A few weeks ago my friend Sarah and I drove to Chicago, a trip we’re both familiar with, as it’s becoming our thing. We always have the best time when we’re there– the weather is perfect, the pace is slow and we do as we please.
The first time we went, it was just the two of us. Sarah had just recently started dating my best friend, Gerrid, so we used the desire to get to know each other as an excuse to take a trip. Genius, I know.
We took pictures at the Sears Tower and watched the Twins go extra innings against the White Sox. We ate ice cream cones on the beach and saw John Mayer in concert. The perfect weekend, one we still talk about today.
The second time around, we packed eight girls into two cars, just because. It was the middle of August and our weekend was spent dressing up and getting lost on Michigan Ave, shopping bags in tow.
Fast forward a few years and many memories later and we made the trip again, just the two of us.
We walked through Millennium Park sipping vanilla lattes as we talked about absolutely everything. We discussed celebrity gossip, politics, how we’ll raise our children to be respectful and how much we love our church. We discussed love and loss, shin splints and what grace means to us. We ate hot dogs on Navy Pier and strolled the shoreline laughing about Sarah’s dance moves.
Each trip holds its own memories and has its own inside jokes, but something was different this time around. It could have been the fact that we’ve been there twice before so we knew a thing or two about the city, the context of our conversations, or because we had three years of friendship under our belt.
A couple weeks after we got back from Chicago, I stood at Gerrid and Sarah’s wedding, watching their relationship come full circle. When Sarah and I had gone on our first trip, she had just started dating G, we were 23, barely knew each other and wore cocktail dresses to a John Mayer concert for crying-out-loud. Clearly clueless on a lot of world issues.
As we stood at the alter, the pastor joked that they had a small bridal party, eight bridesmaids and eight groomsmen.
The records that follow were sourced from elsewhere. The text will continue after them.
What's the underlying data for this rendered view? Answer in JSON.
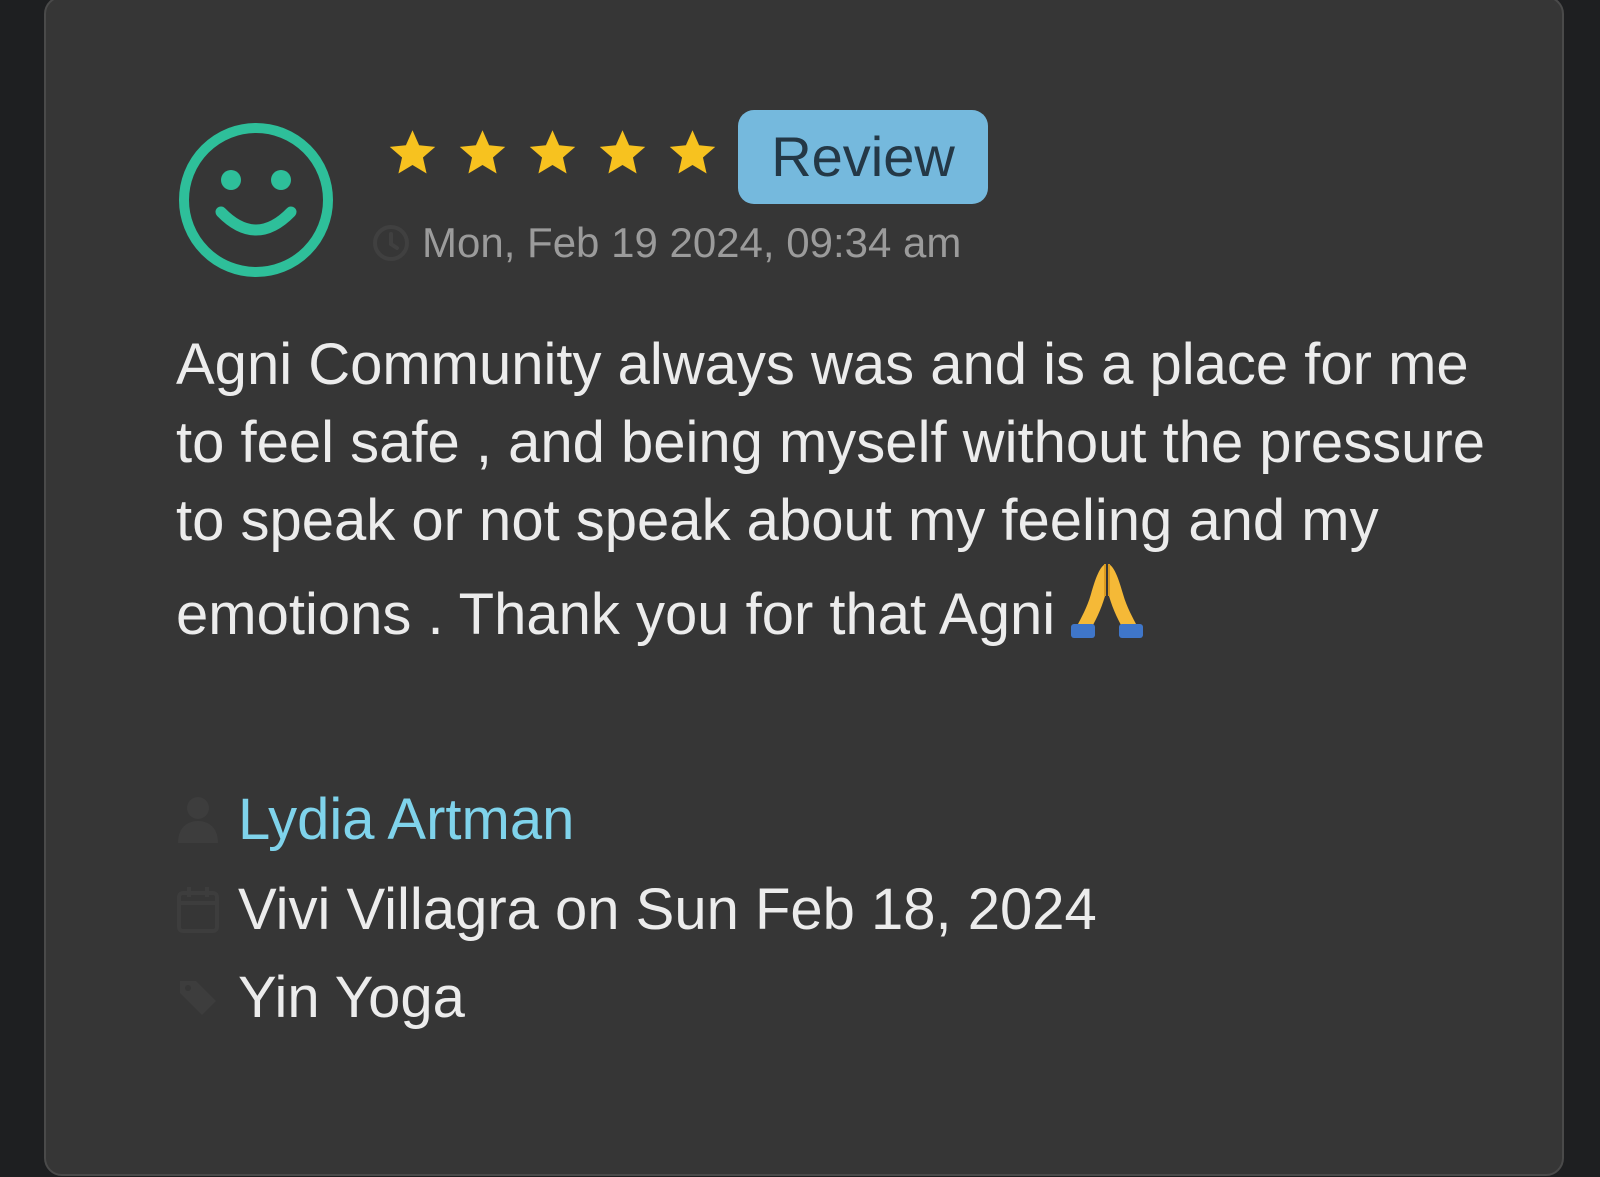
{
  "review": {
    "rating": 5,
    "rating_max": 5,
    "badge_label": "Review",
    "timestamp": "Mon, Feb 19 2024, 09:34 am",
    "text": "Agni Community always was and is a place for me to feel safe , and being myself without the pressure to speak or not speak about my feeling and my emotions . Thank you for that Agni",
    "emoji": "🙏",
    "author": "Lydia Artman",
    "session": "Vivi Villagra on Sun Feb 18, 2024",
    "class_name": "Yin Yoga"
  },
  "colors": {
    "card_background": "#363636",
    "avatar_green": "#2ebf9a",
    "star_yellow": "#f7c21f",
    "badge_blue": "#75b9dd",
    "author_link": "#7fd3eb",
    "muted_text": "#9b9b9b"
  },
  "icons": {
    "avatar": "smiley-face-icon",
    "rating": "star-icon",
    "timestamp": "clock-icon",
    "author": "user-icon",
    "session": "calendar-icon",
    "class": "tag-icon"
  }
}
Pastor Greg went on to talk about how bridal parties are made up of the bride and groom’s “2AM people” – people they can call in the middle of the night, whether it’s to help with a flat tire or provide guidance in their marriage.
Whether it’s my 2AM people, my 8PM people, friends I’ve had since I was four, or the ones I’ve made this year, the best kind of people are always the friends that feel more like family.
Jobs change, relationships end and sometimes the place we call home isn’t always the same, but honestly, none of that really matters when the people do.
Don’t wait for the next birthday party or holiday to get your friends together. Pick a weekend, pack your bags and spend some time with the important people in your life. Who knows, maybe you’ll solve the world’s problems while sipping vanilla lattes or maybe, if you’re really lucky, you’ll go from friends to family.